Keinginan untuk menguasai sumber daya mungkin awalnya bertujuan baik, untuk mengelola sumber daya supaya dapat digunakan lebih awet. Pada perkembangannya akan muncul orang-orang karena inisiatif pribadinya ataupun karena terpaksa memimpin sekelompok orang dengan tujuan supaya kehidupan sosial bangsanya lebih baik. Inovasi-inovasi berbagai teknologi yang menyangkut kehidupan masyarakat bangsanya dilakukan oleh kelompok kecil yang dipimpin oleh seseorang yang kelak kita kenal sebagai seorang Raja. Dalam Al-Quran dikabarkan era Raja Sulaiman AS (Solomo) dan Raja Daud AS yang peradabannya melebihi peradaban modern saat ini. Mengapa sangat modern? karena dikisahkan tentang cara mereka pada zamannya melakukan komunikasi baik dengan tumbuhan, binatang dan Jin. Juga pada jaman mereka, moda transportasi yang digunakan teknologinya tidak serumit zaman saat ini. Manusia dan Jin biasa melakukan teleportasi serta terbang. Disaat itu sistem pemerintahan berjalan dengan baik,  komando pemerintahan terdiri dari tentara dari bangsa Manusia, Jin, dan dari berbagai binatang. Tidak hanya itu, teknologi pada jaman itu juga mendukung kesuburan pertaniandan iklim wilayah teritorial Raja Sulaiman AS maupun Raja Daud AS. Namun yang terpenting adalah, beliau berdua senantiasa menegaskan bahwasanya kemajuan kerajaan itu semata-mata berkah dari Allah SWT. Lagi-lagi ego kepemilikan hadir. Raja Namrud dan para Raja Firaun lainnya juga memimpin kerajaan mereka hingga mencapai kemajuan yang luar biasa, tetapi nasib kerajaan mereka hancur karena ulah dari pemimpin dan rakyat kerajaan itu sendiri.

Berlanjut hingga jaman kita sekarang ini, jaman Globalisasi. 71 tahun, paska Proklamasi kemerdekaan 1945 yang pada periode dekade itu juga hampir berbarengan dengan bermunculannya Nation-State di berbagai belahan dunia sebagai negara dunia ke-3. Terlepas dari adanya isu konspirasi global dibalik terbentuknya negara-negara bangsa pada kurun waktu itu, kita meyakini bahwa dalam teks Pembukaan UUD’45 menyatakan bahwa kemerdekaan bangsa ini ada berkat Rahmat Allah Yang Maha Kuasa.

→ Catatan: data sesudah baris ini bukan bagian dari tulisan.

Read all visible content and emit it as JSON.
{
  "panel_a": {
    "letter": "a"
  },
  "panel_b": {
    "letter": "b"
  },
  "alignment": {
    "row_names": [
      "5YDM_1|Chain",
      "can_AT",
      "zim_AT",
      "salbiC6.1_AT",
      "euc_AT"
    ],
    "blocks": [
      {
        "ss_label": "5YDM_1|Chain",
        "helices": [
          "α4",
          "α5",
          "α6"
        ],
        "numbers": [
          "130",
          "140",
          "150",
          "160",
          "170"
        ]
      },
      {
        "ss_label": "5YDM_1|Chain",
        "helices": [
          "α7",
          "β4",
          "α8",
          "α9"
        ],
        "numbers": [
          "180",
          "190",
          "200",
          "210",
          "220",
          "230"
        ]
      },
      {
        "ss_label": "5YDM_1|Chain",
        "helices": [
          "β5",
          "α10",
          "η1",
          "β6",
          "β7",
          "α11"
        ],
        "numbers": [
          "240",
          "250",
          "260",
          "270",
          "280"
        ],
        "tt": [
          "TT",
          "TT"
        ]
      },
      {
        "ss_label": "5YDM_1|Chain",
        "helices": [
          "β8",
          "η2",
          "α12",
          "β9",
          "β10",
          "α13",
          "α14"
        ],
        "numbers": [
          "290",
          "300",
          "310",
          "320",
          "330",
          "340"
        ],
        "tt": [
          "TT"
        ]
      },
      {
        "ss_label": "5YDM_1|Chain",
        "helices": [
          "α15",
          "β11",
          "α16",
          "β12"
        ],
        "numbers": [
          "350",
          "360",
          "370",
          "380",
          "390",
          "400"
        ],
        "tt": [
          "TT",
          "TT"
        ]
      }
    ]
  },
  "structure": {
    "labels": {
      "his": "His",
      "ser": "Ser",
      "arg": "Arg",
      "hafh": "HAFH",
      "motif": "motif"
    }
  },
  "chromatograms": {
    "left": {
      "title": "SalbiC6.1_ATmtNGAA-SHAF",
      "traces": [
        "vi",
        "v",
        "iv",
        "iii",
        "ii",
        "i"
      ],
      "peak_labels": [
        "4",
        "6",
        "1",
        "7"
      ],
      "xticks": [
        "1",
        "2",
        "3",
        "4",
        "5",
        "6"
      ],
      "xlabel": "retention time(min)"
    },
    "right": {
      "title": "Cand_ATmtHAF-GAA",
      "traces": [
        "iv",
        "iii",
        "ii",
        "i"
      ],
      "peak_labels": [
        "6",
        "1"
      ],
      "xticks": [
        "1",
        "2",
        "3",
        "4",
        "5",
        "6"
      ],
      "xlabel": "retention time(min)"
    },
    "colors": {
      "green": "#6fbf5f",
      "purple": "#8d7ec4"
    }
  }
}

Ditengah arus globalisasi yang semakin tak terbendung, eksistensi pemerintahan negara untuk melindungi segenap Bangsa Indonesia pasti akan terasa berat. Namun disisi lain godaan para kapitalis global untuk ‘membantu’ pembangunan infrastruktur negara jelas-jelas menggiurkan. Sudah nampak jelas tiang pancang Kapitalis Global menancap tegak di negeri ini, jika berjodoh perkawinan antara Barat dan Utara akan segera berlangsung dalam wilayah teritorial bangsa kita. Jika itu yang terjadi mungkin Nasionalisme kebangsaan kita hanya akan tersisa separuh, dan semakin mantap-lah tempat kita mengadu hanya kepada Allah SWT dan Rasulullah SAW.